Frau July schreibt ein Buch in Moll, der Kritiker sagt: Es ist nicht wirklich toll
Klaus Nüchtern in FALTER 34/2015 vom 21.08.2015 (S. 26)
Der Output, mit dem Miranda July als Künstlerin, Performerin, Musikerin, Schriftstellerin, Schauspielerin und Regisseurin die Welt versorgt, würde locker für ein halbes Dutzend Künstlerkarrieren reichen. Dabei ist July, die mit ihrem Film „Me and You and Everyone We Know“, in dem sie selbst die weibliche Hauptrolle spielte und 2005 in Cannes die Goldene Kamera gewann, erst 41 Jahre alt. Etwa derselben Generation gehört auch Cheryl Glickman an. Damit dürften sich die Ähnlichkeiten zwischen July und der Protagonistin ihres Romandebüts aber bereits erschöpft haben.
Cheryl ist eine neurotische, welt- und lebensfremde Person, vollkommen außerstande, eigene Interessen zu artikulieren, geschweige denn durchzusetzen. Das Objekt ihrer Begierde, der um vieles ältere Philipp, steht ihr vor allem spirituell nahe, sexuell ist er stärker an einer 16-Jährigen aus seinem Cranio-Sacral-Kurs interessiert. Dass er bei Cheryl per SMS um Zustimmung zum noch ausständigen Vollzug bettelt (die schließlich erteilt wird), lässt den Verdacht aufkommen, dass es sich bei „Der erste fiese Typ“ um eine Art dystopische Satire auf eine Gesellschaft handelt, die mit Wertschätzungsrhetorik, Therapieterror und Esoterikgeschwafel der vollkommenen Infantilisierung entgegenarbeitet.
Tatsächlich weiß man bei diesem aus skurrilen Szenarien und halbgaren Ideen zusammengezimmerten Buch oft nicht so genau, ob man lachen, weinen oder gähnen soll. Als man Cheryl die etwa halb so alte Clee als Mitbewohnerin aufdrängt, entwickelt sich zwischen den beiden Frauen über seltsame S/M-Rituale nach und nach eine echte Beziehung und schließlich – als Clee unerwartet schwanger wird – eine ganz realistisch erzählte Lovestory.

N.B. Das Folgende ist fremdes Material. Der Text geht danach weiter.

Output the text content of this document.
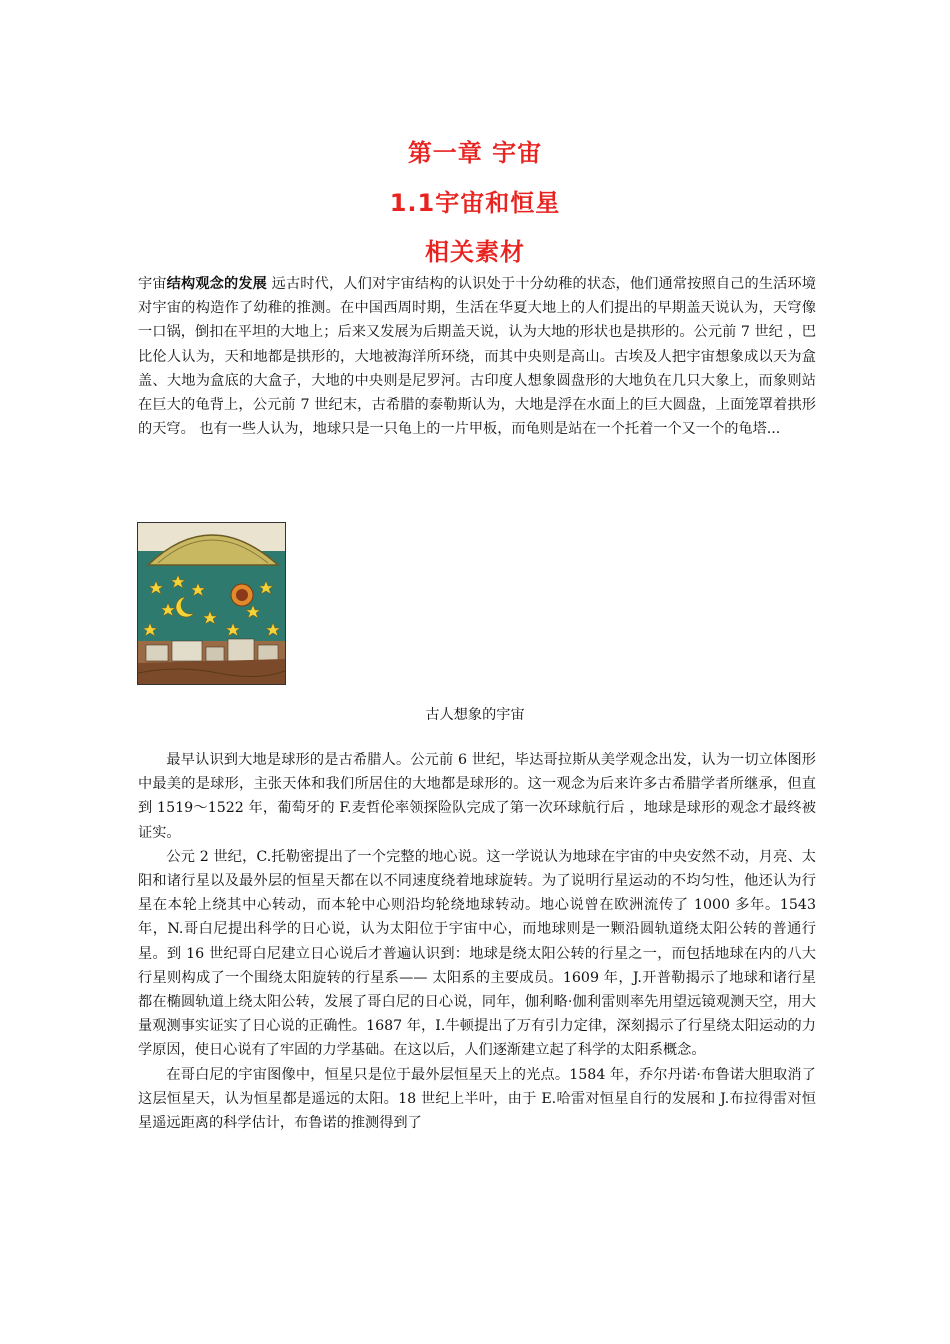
第一章 宇宙
1.1宇宙和恒星
相关素材
宇宙结构观念的发展 远古时代，人们对宇宙结构的认识处于十分幼稚的状态，他们通常按照自己的生活环境对宇宙的构造作了幼稚的推测。在中国西周时期，生活在华夏大地上的人们提出的早期盖天说认为，天穹像一口锅，倒扣在平坦的大地上；后来又发展为后期盖天说，认为大地的形状也是拱形的。公元前 7 世纪 ，巴比伦人认为，天和地都是拱形的，大地被海洋所环绕，而其中央则是高山。古埃及人把宇宙想象成以天为盒盖、大地为盒底的大盒子，大地的中央则是尼罗河。古印度人想象圆盘形的大地负在几只大象上，而象则站在巨大的龟背上，公元前 7 世纪末，古希腊的泰勒斯认为，大地是浮在水面上的巨大圆盘，上面笼罩着拱形的天穹。 也有一些人认为，地球只是一只龟上的一片甲板，而龟则是站在一个托着一个又一个的龟塔...
古人想象的宇宙

最早认识到大地是球形的是古希腊人。公元前 6 世纪，毕达哥拉斯从美学观念出发，认为一切立体图形中最美的是球形，主张天体和我们所居住的大地都是球形的。这一观念为后来许多古希腊学者所继承，但直到 1519～1522 年，葡萄牙的 F.麦哲伦率领探险队完成了第一次环球航行后 ，地球是球形的观念才最终被证实。

公元 2 世纪，C.托勒密提出了一个完整的地心说。这一学说认为地球在宇宙的中央安然不动，月亮、太阳和诸行星以及最外层的恒星天都在以不同速度绕着地球旋转。为了说明行星运动的不均匀性，他还认为行星在本轮上绕其中心转动，而本轮中心则沿均轮绕地球转动。地心说曾在欧洲流传了 1000 多年。1543 年，N.哥白尼提出科学的日心说，认为太阳位于宇宙中心，而地球则是一颗沿圆轨道绕太阳公转的普通行星。到 16 世纪哥白尼建立日心说后才普遍认识到：地球是绕太阳公转的行星之一，而包括地球在内的八大行星则构成了一个围绕太阳旋转的行星系—— 太阳系的主要成员。1609 年，J.开普勒揭示了地球和诸行星都在椭圆轨道上绕太阳公转，发展了哥白尼的日心说，同年，伽利略·伽利雷则率先用望远镜观测天空，用大量观测事实证实了日心说的正确性。1687 年，I.牛顿提出了万有引力定律，深刻揭示了行星绕太阳运动的力学原因，使日心说有了牢固的力学基础。在这以后，人们逐渐建立起了科学的太阳系概念。

在哥白尼的宇宙图像中，恒星只是位于最外层恒星天上的光点。1584 年，乔尔丹诺·布鲁诺大胆取消了这层恒星天，认为恒星都是遥远的太阳。18 世纪上半叶，由于 E.哈雷对恒星自行的发展和 J.布拉得雷对恒星遥远距离的科学估计，布鲁诺的推测得到了
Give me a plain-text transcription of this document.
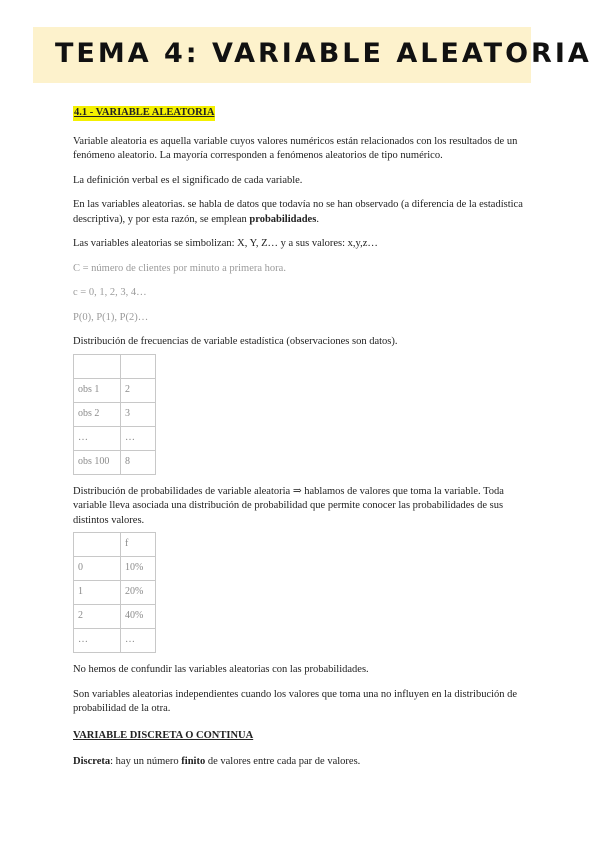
TEMA 4: VARIABLE ALEATORIA
4.1 - VARIABLE ALEATORIA

Variable aleatoria es aquella variable cuyos valores numéricos están relacionados con los resultados de un fenómeno aleatorio. La mayoría corresponden a fenómenos aleatorios de tipo numérico.

La definición verbal es el significado de cada variable.

En las variables aleatorias. se habla de datos que todavía no se han observado (a diferencia de la estadística descriptiva), y por esta razón, se emplean probabilidades.

Las variables aleatorias se simbolizan: X, Y, Z… y a sus valores: x,y,z…

C = número de clientes por minuto a primera hora.

c = 0, 1, 2, 3, 4…

P(0), P(1), P(2)…

Distribución de frecuencias de variable estadística (observaciones son datos).

obs 1	2
obs 2	3
…	…
obs 100	8

Distribución de probabilidades de variable aleatoria ⇒ hablamos de valores que toma la variable. Toda variable lleva asociada una distribución de probabilidad que permite conocer las probabilidades de sus distintos valores.

	f
0	10%
1	20%
2	40%
…	…

No hemos de confundir las variables aleatorias con las probabilidades.

Son variables aleatorias independientes cuando los valores que toma una no influyen en la distribución de probabilidad de la otra.

VARIABLE DISCRETA O CONTINUA

Discreta: hay un número finito de valores entre cada par de valores.
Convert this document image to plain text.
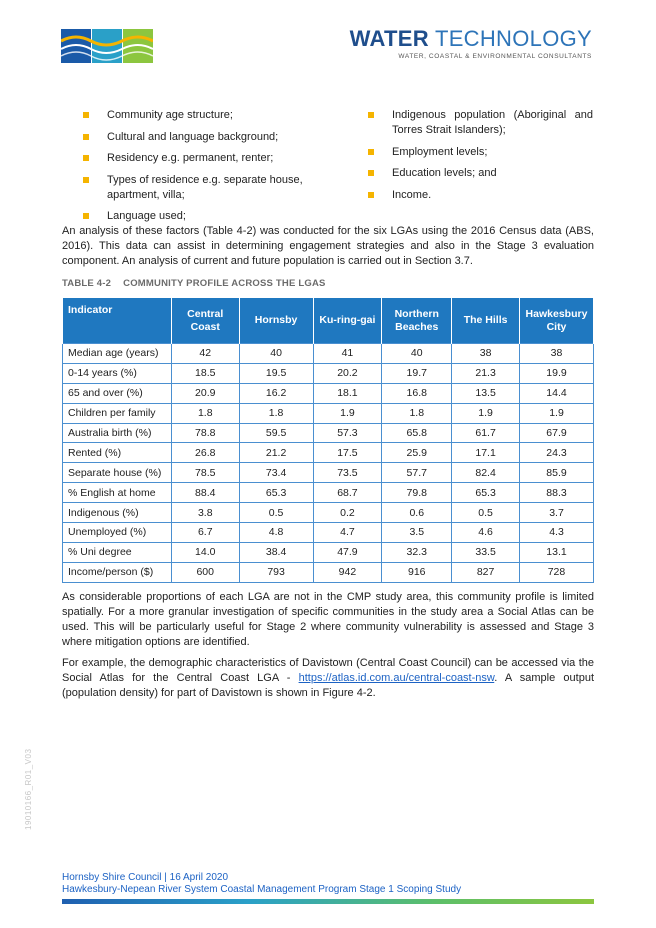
WATER TECHNOLOGY
WATER, COASTAL & ENVIRONMENTAL CONSULTANTS
Community age structure;
Cultural and language background;
Residency e.g. permanent, renter;
Types of residence e.g. separate house, apartment, villa;
Language used;
Indigenous population (Aboriginal and Torres Strait Islanders);
Employment levels;
Education levels; and
Income.

An analysis of these factors (Table 4-2) was conducted for the six LGAs using the 2016 Census data (ABS, 2016). This data can assist in determining engagement strategies and also in the Stage 3 evaluation component. An analysis of current and future population is carried out in Section 3.7.

TABLE 4-2 COMMUNITY PROFILE ACROSS THE LGAS
Indicator	Central Coast	Hornsby	Ku-ring-gai	Northern Beaches	The Hills	Hawkesbury City
Median age (years)	42	40	41	40	38	38
0-14 years (%)	18.5	19.5	20.2	19.7	21.3	19.9
65 and over (%)	20.9	16.2	18.1	16.8	13.5	14.4
Children per family	1.8	1.8	1.9	1.8	1.9	1.9
Australia birth (%)	78.8	59.5	57.3	65.8	61.7	67.9
Rented (%)	26.8	21.2	17.5	25.9	17.1	24.3
Separate house (%)	78.5	73.4	73.5	57.7	82.4	85.9
% English at home	88.4	65.3	68.7	79.8	65.3	88.3
Indigenous (%)	3.8	0.5	0.2	0.6	0.5	3.7
Unemployed (%)	6.7	4.8	4.7	3.5	4.6	4.3
% Uni degree	14.0	38.4	47.9	32.3	33.5	13.1
Income/person ($)	600	793	942	916	827	728

As considerable proportions of each LGA are not in the CMP study area, this community profile is limited spatially. For a more granular investigation of specific communities in the study area a Social Atlas can be used. This will be particularly useful for Stage 2 where community vulnerability is assessed and Stage 3 where mitigation options are identified.

For example, the demographic characteristics of Davistown (Central Coast Council) can be accessed via the Social Atlas for the Central Coast LGA - https://atlas.id.com.au/central-coast-nsw. A sample output (population density) for part of Davistown is shown in Figure 4-2.

19010166_R01_V03
Hornsby Shire Council | 16 April 2020
Hawkesbury-Nepean River System Coastal Management Program Stage 1 Scoping Study
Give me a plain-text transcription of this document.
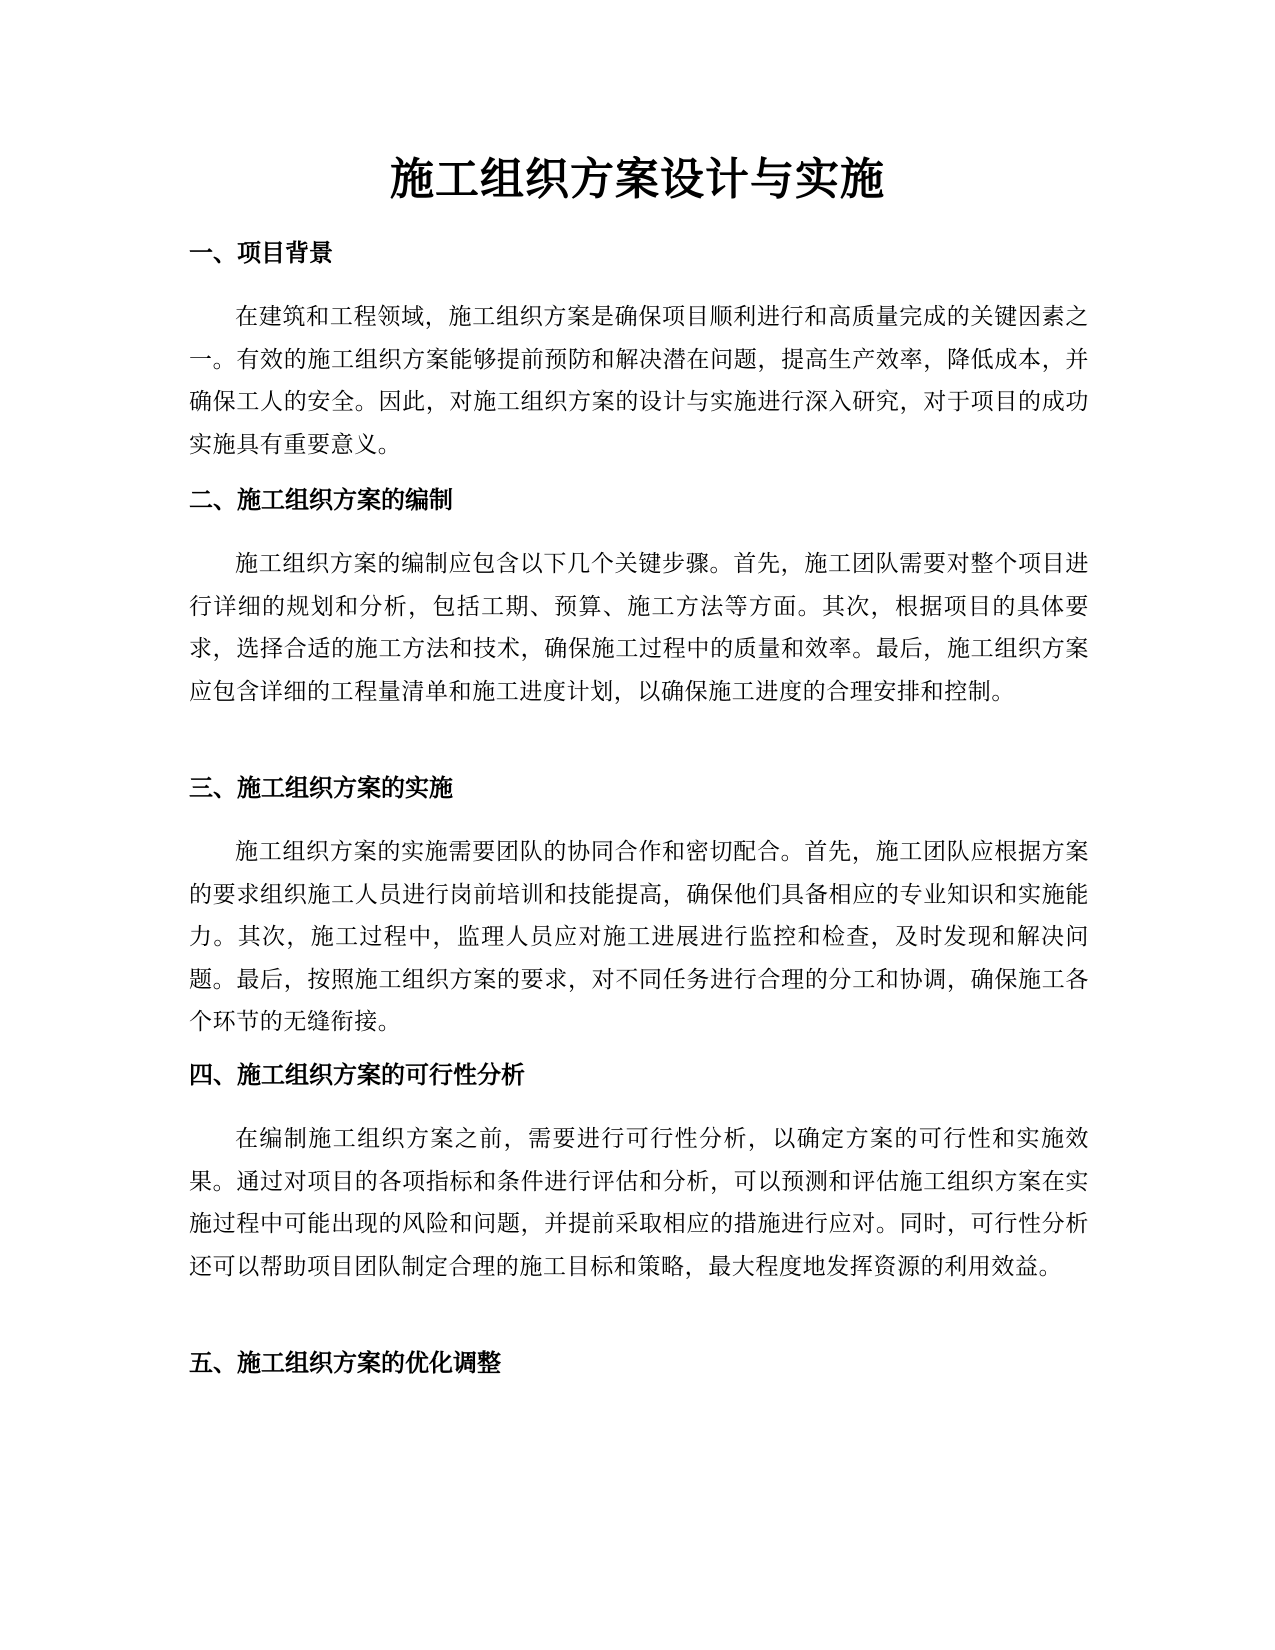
施工组织方案设计与实施
一、项目背景

在建筑和工程领域，施工组织方案是确保项目顺利进行和高质量完成的关键因素之一。有效的施工组织方案能够提前预防和解决潜在问题，提高生产效率，降低成本，并确保工人的安全。因此，对施工组织方案的设计与实施进行深入研究，对于项目的成功实施具有重要意义。

二、施工组织方案的编制

施工组织方案的编制应包含以下几个关键步骤。首先，施工团队需要对整个项目进行详细的规划和分析，包括工期、预算、施工方法等方面。其次，根据项目的具体要求，选择合适的施工方法和技术，确保施工过程中的质量和效率。最后，施工组织方案应包含详细的工程量清单和施工进度计划，以确保施工进度的合理安排和控制。

三、施工组织方案的实施

施工组织方案的实施需要团队的协同合作和密切配合。首先，施工团队应根据方案的要求组织施工人员进行岗前培训和技能提高，确保他们具备相应的专业知识和实施能力。其次，施工过程中，监理人员应对施工进展进行监控和检查，及时发现和解决问题。最后，按照施工组织方案的要求，对不同任务进行合理的分工和协调，确保施工各个环节的无缝衔接。

四、施工组织方案的可行性分析

在编制施工组织方案之前，需要进行可行性分析，以确定方案的可行性和实施效果。通过对项目的各项指标和条件进行评估和分析，可以预测和评估施工组织方案在实施过程中可能出现的风险和问题，并提前采取相应的措施进行应对。同时，可行性分析还可以帮助项目团队制定合理的施工目标和策略，最大程度地发挥资源的利用效益。

五、施工组织方案的优化调整
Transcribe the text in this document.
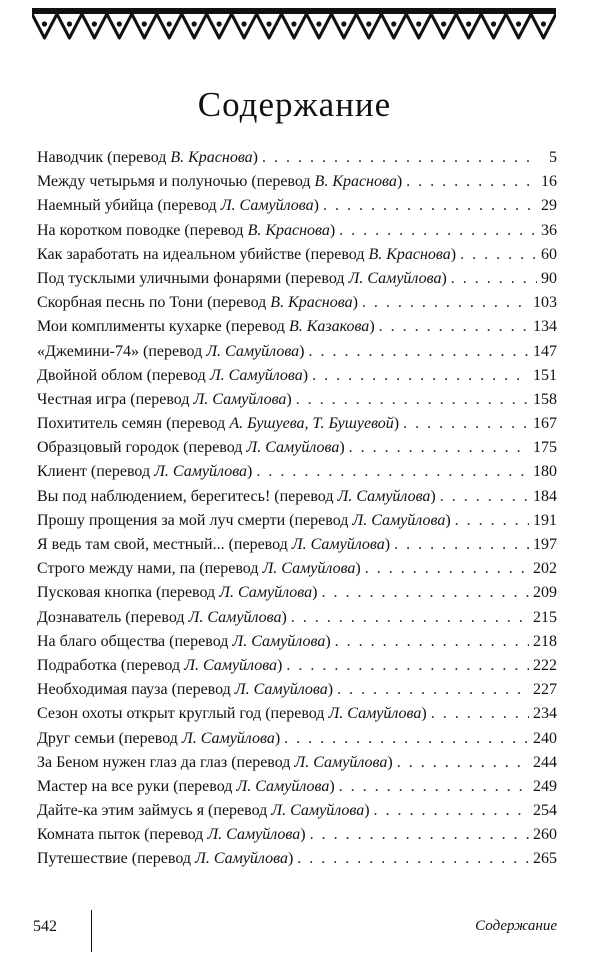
Содержание
Наводчик (перевод В. Краснова) . . .	5
Между четырьмя и полуночью (перевод В. Краснова) . . .	16
Наемный убийца (перевод Л. Самуйлова) . . .	29
На коротком поводке (перевод В. Краснова) . . .	36
Как заработать на идеальном убийстве (перевод В. Краснова) . . .	60
Под тусклыми уличными фонарями (перевод Л. Самуйлова) . . .	90
Скорбная песнь по Тони (перевод В. Краснова) . . .	103
Мои комплименты кухарке (перевод В. Казакова) . . .	134
«Джемини-74» (перевод Л. Самуйлова) . . .	147
Двойной облом (перевод Л. Самуйлова) . . .	151
Честная игра (перевод Л. Самуйлова) . . .	158
Похититель семян (перевод А. Бушуева, Т. Бушуевой) . . .	167
Образцовый городок (перевод Л. Самуйлова) . . .	175
Клиент (перевод Л. Самуйлова) . . .	180
Вы под наблюдением, берегитесь! (перевод Л. Самуйлова) . . .	184
Прошу прощения за мой луч смерти (перевод Л. Самуйлова) . . .	191
Я ведь там свой, местный... (перевод Л. Самуйлова) . . .	197
Строго между нами, па (перевод Л. Самуйлова) . . .	202
Пусковая кнопка (перевод Л. Самуйлова) . . .	209
Дознаватель (перевод Л. Самуйлова) . . .	215
На благо общества (перевод Л. Самуйлова) . . .	218
Подработка (перевод Л. Самуйлова) . . .	222
Необходимая пауза (перевод Л. Самуйлова) . . .	227
Сезон охоты открыт круглый год (перевод Л. Самуйлова) . . .	234
Друг семьи (перевод Л. Самуйлова) . . .	240
За Беном нужен глаз да глаз (перевод Л. Самуйлова) . . .	244
Мастер на все руки (перевод Л. Самуйлова) . . .	249
Дайте-ка этим займусь я (перевод Л. Самуйлова) . . .	254
Комната пыток (перевод Л. Самуйлова) . . .	260
Путешествие (перевод Л. Самуйлова) . . .	265
542	Содержание
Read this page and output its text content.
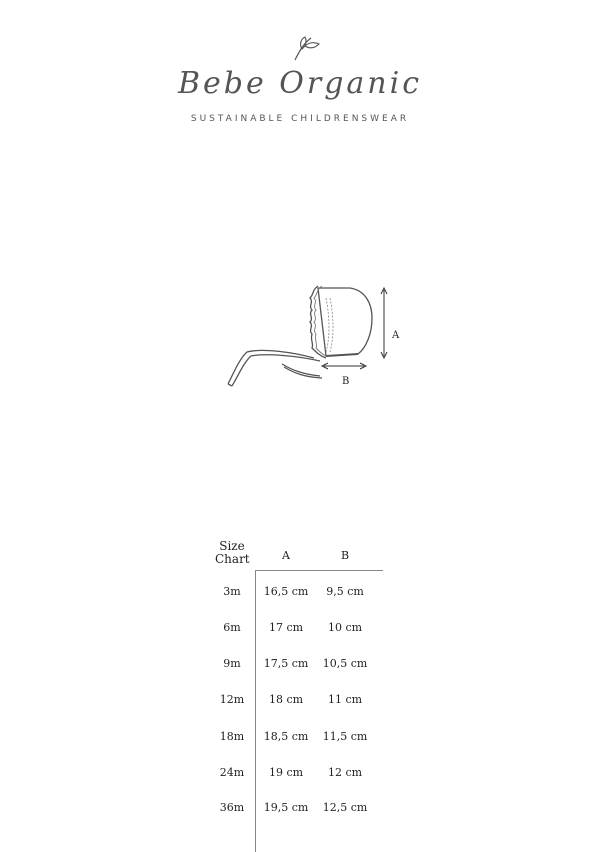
Bebe Organic
SUSTAINABLE CHILDRENSWEAR
A
B
Size Chart	A	B
3m	16,5 cm	9,5 cm
6m	17 cm	10 cm
9m	17,5 cm 10,5 cm
12m	18 cm	11 cm
18m 18,5 cm 11,5 cm
24m	19 cm	12 cm
36m 19,5 cm 12,5 cm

Als Großmutter, Ersatzvater und Geliebte in Personalunion findet sich Cheryl auf einmal im „richtigen“ Leben und einem sehr bedeutungsvollen Entwicklungsroman wieder, wo sie zwischen Kinderkackekonsistenzkontrolle und Muttermilchabpumpgeräuschüberprüfung eine berührende Fürsorglichkeit entwickelt, ehe das Buch so verhuscht zu Ende geht, wie es begonnen hat.